В детстве я редко читал так называемые детские книги, отчасти потому, что почти никогда их не видел, а отчасти потому, что ещё в раннем возрасте решил, что способен читать взрослые книги. У моих родителей не было практически никаких книг. Каждую неделю они брали несколько книг из того, что в моём детстве называлось абонементной библиотекой, но книги всегда возвращались в библиотеку, прежде чем я успевал прочитать больше нескольких страниц. Я читал в основном журналы. Родители покупали каждый месяц два журнала с короткими рассказами. Один из них назывался «Argosy» , привезённый, кажется, из Англии. Другой – «The Australian Journal» , в котором печатались не только короткие рассказы, но и отрывки из романов, изданных с продолжением. У нас дома было правило: мама сначала читала каждый из этих журналов, чтобы сказать мне, какие рассказы мне не подходят. После этого мне разрешали читать журнал, при условии, что я обязуюсь не читать те, которые считал неподходящими. Конечно же, я всегда читал их первыми, надеясь узнать из них какую-нибудь тайну из мира взрослых. Из этого моего тайного чтения я узнал только то, что моя мать не хотела, чтобы я читал описания того, что можно было бы назвать длительными, страстными объятиями.
и что она не хотела, чтобы я знала, что молодые женщины иногда беременеют, даже если они еще не замужем.
Человек, утверждающий, что помнит, как читал ту или иную книгу, редко способен процитировать по памяти хотя бы одно предложение из текста. То, что он помнит, вероятно, является частью опыта, полученного во время чтения книги: частью того, что происходило в его сознании в те часы, пока он читал книгу. Я всё ещё помню, почти шестьдесят лет спустя, кое-что из того, что читал в детстве, то есть я всё ещё могу вспомнить некоторые образы, которые возникали у меня во время чтения. Кроме того, я утверждаю, что до сих пор чувствую что-то из того, что чувствовал, когда эти образы были на переднем плане моего сознания.

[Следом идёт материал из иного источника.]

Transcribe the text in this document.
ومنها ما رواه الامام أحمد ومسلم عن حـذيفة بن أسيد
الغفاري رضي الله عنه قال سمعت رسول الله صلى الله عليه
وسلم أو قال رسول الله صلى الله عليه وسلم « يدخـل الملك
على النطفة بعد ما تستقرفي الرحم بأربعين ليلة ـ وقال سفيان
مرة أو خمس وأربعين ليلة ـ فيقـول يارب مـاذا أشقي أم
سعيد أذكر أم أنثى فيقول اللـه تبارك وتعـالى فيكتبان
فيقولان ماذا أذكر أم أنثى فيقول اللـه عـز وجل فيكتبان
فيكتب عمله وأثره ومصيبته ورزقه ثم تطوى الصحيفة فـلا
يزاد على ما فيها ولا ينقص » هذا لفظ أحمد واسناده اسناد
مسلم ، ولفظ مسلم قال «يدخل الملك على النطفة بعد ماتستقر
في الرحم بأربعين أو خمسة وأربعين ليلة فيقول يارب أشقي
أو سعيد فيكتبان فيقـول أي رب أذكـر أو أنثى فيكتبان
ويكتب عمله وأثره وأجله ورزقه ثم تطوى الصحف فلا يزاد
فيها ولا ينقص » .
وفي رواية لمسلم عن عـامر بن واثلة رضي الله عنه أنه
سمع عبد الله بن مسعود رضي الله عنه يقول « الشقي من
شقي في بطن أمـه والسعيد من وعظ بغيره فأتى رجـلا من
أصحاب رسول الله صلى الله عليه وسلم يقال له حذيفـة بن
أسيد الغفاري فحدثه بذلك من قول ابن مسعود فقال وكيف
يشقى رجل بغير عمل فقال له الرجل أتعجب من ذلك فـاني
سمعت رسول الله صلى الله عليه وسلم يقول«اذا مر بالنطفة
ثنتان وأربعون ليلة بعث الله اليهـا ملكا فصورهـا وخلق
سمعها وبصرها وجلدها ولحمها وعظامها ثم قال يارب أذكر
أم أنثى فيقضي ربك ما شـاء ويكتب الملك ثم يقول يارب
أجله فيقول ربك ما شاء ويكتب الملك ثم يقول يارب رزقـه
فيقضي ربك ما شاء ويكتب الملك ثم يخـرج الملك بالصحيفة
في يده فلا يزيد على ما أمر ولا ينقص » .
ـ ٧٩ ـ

В период с 1960 по 1990 год я прочитал более тысячи книг, в основном из того, что можно было бы назвать литературой. Когда я в последний раз просматривал страницы книги, где записаны названия и авторы всех этих книг, я узнал, что около двадцати книг произвели на меня неизгладимое впечатление. Несколько минут назад я смог быстро набросать подряд на полях страницы, где я записывал черновики каждого предложения на этой странице, названия и авторов девяти из примерно двадцати книг, упомянутых в предыдущем предложении. И только что, пока я писал предыдущее предложение, я вспомнил десятое название и автора. Написав предыдущее предложение, я подождал больше минуты, и в конце концов мне на ум пришли одиннадцатое название и автор.
Прошло два дня с тех пор, как я написал предыдущее предложение. За это время мне в голову не пришло ни одно другое название или автор, хотя я несколько раз задавался вопросом, стоит ли добавить к своему списку из одиннадцати названий восемь названий моих собственных опубликованных книг вместе с названиями моих неопубликованных книг, учитывая, что я часто вспоминаю своё состояние, когда писал тот или иной отрывок из этих книг, а иногда даже вспоминаю фразу или предложение из этого отрывка.
Однажды я решил больше не читать одну за другой книги, которые можно было бы назвать литературой, – этот день был всего за несколько месяцев до того дня, когда я решил больше не писать прозу. Приняв это решение, я намеревался ограничиться в будущем чтением тех немногих книг, которые я никогда не забуду; я буду перечитывать их – я буду размышлять о них до конца своей жизни. Но после того, как я решил больше не писать прозу, я предвидел, что не прочту даже те немногие книги, которые я не забуду. Вместо того, чтобы читать то, что можно было бы назвать литературой, и писать то, что я называл прозой, я задумал занятие более приятное, чем чтение или письмо. Всю оставшуюся жизнь я буду заниматься только теми ментальными сущностями, которые почти украдкой приходили ко мне, пока я читал или писал, но никогда больше не отделялись от меня: я буду созерцать эти образы и отдаваться тем чувствам, которые составляли непреходящую суть всего моего чтения и письма. Всю оставшуюся жизнь я либо продолжал бы читать огромную книгу без страниц, либо писал бы замысловатые предложения, состоящие из несловных предметов.